The Fiscal Wake-Up Tour
March 6, 2007: Our Rotary Club was most fortunate today to have with us four major officers of The Concord Coalition, who are currently on a nation-wide tour to promote fiscal responsibility. They came to us from a feature presentation last Sunday on 60 Minutes.
The opening speaker was the Controller General of the United States, David Walker who challenged all voters to ask the many candidates running for the Presidency of the United States if they truly understand the magnitude of the fiscal problems facing the nation. The three big entitlements: Social Security, Medicare and Medicade are currently taking 40% of the national budget and the “baby boomer” generation has yet to receive these services. To add to this burden, the cost of health care is exceeding the speed of growth of the economy. Our current pathway of fiscal spending is unsustainable. We cannot “grow out of” this situation. We need a true bi-partisan approach to the solution for it is more than a fiscal issue; it is a moral issue.
Robert Bixby, Executive Director of the Concord Coalition forcefully noted that our officials must seek TRUTH. He felt that we have a national deficit in leadership at this time. Our leadership generation is the first to be on the verge of leaving the country worse off than they found it. We are headed for an unprecedented deficit, a deficit fueled heavily by health care costs and entitlement spending, spending which has increased two and a half times in the past six years. We must start corrective action SOONER, not LATER for we are currently the world’s largest debtor.
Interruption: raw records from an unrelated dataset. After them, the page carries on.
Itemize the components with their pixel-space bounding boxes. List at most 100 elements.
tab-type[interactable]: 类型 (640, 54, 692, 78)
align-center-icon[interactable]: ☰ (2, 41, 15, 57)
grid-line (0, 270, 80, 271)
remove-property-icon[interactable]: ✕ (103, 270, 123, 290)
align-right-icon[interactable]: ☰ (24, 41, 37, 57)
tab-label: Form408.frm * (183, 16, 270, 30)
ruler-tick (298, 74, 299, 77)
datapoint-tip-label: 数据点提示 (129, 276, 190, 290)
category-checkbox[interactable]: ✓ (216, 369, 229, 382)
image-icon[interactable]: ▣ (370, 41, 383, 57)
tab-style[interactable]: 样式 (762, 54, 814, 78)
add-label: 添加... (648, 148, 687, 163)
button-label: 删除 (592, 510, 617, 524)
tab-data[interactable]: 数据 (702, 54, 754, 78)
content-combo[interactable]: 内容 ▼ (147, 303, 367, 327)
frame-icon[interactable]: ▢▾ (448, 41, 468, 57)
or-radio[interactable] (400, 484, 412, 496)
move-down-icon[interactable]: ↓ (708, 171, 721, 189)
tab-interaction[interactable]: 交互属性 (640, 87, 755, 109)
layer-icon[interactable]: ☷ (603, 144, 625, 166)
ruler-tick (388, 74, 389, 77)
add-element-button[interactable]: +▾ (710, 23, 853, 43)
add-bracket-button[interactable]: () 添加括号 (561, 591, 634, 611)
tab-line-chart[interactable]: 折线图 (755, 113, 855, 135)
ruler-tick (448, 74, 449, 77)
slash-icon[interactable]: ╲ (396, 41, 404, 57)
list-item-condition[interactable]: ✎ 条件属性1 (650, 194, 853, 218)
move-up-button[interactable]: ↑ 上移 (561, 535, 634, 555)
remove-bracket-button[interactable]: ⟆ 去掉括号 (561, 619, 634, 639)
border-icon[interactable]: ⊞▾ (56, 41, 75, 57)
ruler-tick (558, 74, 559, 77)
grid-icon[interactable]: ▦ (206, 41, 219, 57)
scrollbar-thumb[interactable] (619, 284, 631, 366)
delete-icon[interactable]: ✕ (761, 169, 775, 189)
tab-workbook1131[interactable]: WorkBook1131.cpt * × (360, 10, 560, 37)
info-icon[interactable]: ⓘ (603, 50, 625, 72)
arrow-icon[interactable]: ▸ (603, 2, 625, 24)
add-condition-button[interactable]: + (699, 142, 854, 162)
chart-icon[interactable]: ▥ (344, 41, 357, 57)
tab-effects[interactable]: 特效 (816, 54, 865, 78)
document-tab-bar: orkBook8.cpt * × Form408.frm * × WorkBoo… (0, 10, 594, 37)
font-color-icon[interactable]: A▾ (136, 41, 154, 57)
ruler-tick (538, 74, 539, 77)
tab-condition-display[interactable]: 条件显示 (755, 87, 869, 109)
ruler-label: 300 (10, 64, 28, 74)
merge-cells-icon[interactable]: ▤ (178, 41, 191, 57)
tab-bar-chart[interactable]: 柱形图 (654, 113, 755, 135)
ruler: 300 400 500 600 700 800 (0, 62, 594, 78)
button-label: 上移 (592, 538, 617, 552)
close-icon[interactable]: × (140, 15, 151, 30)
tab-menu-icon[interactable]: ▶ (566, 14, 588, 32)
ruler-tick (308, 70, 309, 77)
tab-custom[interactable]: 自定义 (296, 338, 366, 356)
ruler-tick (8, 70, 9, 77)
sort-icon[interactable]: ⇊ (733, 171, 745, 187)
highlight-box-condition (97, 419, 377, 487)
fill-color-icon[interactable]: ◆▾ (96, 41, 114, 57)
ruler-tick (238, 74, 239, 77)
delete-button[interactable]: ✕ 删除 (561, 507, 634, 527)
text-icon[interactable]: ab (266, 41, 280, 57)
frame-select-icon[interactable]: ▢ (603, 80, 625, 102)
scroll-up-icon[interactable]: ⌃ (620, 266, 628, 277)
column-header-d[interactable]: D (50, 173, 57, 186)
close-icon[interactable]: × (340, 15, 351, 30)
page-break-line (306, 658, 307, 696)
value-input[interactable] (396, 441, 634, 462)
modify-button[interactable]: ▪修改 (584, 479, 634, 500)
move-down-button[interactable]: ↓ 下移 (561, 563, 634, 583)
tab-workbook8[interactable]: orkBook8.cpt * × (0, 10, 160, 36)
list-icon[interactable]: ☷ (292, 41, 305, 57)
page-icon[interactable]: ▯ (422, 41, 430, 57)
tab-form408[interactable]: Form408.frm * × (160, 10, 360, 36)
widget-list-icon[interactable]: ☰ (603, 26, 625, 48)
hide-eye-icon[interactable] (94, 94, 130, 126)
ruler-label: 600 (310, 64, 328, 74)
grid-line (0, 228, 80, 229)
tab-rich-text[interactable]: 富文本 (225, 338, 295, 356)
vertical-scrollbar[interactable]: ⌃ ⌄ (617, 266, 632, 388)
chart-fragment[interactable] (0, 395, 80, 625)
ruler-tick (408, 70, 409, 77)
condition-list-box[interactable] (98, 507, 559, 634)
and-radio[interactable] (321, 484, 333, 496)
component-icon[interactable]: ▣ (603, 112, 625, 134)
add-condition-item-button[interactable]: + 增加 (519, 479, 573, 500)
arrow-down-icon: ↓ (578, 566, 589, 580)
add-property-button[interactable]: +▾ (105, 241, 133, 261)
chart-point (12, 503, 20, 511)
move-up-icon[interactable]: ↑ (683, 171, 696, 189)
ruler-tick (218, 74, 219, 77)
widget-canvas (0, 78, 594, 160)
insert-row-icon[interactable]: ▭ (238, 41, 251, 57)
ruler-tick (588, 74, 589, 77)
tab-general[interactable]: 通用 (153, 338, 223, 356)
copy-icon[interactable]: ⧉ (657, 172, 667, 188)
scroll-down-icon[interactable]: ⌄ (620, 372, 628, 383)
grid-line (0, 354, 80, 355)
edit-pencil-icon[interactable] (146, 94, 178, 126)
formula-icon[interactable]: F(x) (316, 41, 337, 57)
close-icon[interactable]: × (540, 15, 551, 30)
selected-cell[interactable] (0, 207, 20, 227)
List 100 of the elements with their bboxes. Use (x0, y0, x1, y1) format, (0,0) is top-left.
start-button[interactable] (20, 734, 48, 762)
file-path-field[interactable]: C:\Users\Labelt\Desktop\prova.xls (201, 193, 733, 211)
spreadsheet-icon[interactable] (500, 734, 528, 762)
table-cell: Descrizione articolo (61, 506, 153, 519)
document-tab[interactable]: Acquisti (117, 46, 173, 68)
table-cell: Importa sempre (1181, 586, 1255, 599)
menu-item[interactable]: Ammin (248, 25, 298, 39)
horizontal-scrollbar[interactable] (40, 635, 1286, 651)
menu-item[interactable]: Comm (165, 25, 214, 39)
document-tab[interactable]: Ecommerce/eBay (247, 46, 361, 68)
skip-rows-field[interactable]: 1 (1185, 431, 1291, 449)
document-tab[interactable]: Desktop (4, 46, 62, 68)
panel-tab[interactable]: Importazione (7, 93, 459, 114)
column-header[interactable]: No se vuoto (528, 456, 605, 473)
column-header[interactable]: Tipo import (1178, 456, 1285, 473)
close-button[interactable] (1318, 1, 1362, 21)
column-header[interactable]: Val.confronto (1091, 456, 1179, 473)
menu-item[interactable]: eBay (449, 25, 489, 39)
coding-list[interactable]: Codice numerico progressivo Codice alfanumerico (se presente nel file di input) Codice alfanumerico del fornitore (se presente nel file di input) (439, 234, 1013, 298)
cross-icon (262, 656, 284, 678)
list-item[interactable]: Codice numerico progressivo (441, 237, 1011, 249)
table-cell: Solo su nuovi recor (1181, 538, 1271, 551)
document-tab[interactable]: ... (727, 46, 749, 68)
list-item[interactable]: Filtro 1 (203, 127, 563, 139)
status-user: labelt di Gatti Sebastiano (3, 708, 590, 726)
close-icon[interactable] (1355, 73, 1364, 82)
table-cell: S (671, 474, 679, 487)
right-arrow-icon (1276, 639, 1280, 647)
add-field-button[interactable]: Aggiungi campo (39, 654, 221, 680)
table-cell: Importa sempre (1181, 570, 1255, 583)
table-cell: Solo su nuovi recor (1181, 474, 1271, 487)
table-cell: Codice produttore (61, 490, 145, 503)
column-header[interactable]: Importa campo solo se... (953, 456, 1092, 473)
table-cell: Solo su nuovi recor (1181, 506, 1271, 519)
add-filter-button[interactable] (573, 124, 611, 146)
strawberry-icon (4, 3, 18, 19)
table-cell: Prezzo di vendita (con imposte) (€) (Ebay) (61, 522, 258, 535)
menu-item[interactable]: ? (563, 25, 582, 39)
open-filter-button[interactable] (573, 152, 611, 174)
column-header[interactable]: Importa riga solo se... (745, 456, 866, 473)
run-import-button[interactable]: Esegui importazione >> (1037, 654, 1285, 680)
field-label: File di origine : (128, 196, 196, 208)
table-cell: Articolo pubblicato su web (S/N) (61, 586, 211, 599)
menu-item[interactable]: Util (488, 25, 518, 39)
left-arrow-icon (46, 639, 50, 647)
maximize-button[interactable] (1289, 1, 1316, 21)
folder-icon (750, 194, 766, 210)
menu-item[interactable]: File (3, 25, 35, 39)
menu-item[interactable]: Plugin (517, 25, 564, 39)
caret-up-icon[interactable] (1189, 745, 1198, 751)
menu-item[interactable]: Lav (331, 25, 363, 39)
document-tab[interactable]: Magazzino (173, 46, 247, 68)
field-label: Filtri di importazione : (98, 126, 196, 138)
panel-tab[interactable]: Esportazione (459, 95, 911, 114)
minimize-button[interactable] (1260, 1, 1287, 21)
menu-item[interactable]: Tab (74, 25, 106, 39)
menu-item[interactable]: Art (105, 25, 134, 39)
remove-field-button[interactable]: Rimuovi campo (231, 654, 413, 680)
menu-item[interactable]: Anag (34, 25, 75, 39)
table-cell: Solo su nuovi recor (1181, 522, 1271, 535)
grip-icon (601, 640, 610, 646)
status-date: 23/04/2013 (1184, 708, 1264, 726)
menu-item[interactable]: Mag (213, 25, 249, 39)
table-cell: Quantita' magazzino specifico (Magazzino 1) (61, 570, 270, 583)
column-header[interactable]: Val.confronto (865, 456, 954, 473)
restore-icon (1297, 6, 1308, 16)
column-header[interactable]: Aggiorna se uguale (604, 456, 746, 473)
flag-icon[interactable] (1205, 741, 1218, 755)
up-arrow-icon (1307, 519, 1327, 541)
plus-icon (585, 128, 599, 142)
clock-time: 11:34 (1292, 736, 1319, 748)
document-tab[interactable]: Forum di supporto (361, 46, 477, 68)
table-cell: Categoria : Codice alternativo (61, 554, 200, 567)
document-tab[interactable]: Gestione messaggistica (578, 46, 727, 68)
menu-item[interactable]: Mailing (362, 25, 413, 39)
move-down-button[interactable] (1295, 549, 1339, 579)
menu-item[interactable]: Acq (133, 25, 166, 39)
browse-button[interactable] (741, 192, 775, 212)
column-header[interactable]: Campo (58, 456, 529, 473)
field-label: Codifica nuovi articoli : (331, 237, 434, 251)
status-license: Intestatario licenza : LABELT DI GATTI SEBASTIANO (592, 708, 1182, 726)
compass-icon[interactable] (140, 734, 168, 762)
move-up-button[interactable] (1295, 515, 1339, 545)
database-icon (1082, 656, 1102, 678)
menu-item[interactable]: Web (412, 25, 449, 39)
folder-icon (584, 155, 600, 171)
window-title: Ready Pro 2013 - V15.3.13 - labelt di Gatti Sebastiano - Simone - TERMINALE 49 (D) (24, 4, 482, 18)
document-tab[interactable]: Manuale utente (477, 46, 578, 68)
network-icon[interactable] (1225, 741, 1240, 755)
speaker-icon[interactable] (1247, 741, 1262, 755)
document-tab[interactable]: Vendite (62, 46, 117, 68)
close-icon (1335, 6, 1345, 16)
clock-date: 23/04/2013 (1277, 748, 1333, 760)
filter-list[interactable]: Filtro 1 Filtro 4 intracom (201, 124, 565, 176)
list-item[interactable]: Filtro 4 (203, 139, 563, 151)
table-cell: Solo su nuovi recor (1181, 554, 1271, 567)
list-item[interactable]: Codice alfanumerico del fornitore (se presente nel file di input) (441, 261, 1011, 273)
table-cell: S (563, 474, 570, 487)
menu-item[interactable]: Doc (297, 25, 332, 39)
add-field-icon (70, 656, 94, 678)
The issue is stewardship and what we are doing to the future of our grandchildren.
Alison Fraser spoke of concern that we are borrowing so much from foreigners for we are living at their whims of investment, and they are reaping the profits. We can contain the problem in the short term, but overall the issue is getting worse and worse.
Doug Elmendorf warned that Federal spending is currently consuming 20% of the Gross National Product and headed for being 50%. We have three choices: Do nothing; Increase taxes [which currently amount to about 18%, but would have to go to 30% to pull us out, an amount that cannot be sustained]; Control spending. The solution rests in taking on all issues and bringing that out in the open for discussion. We need to broaden the tax rate, not simple raise it.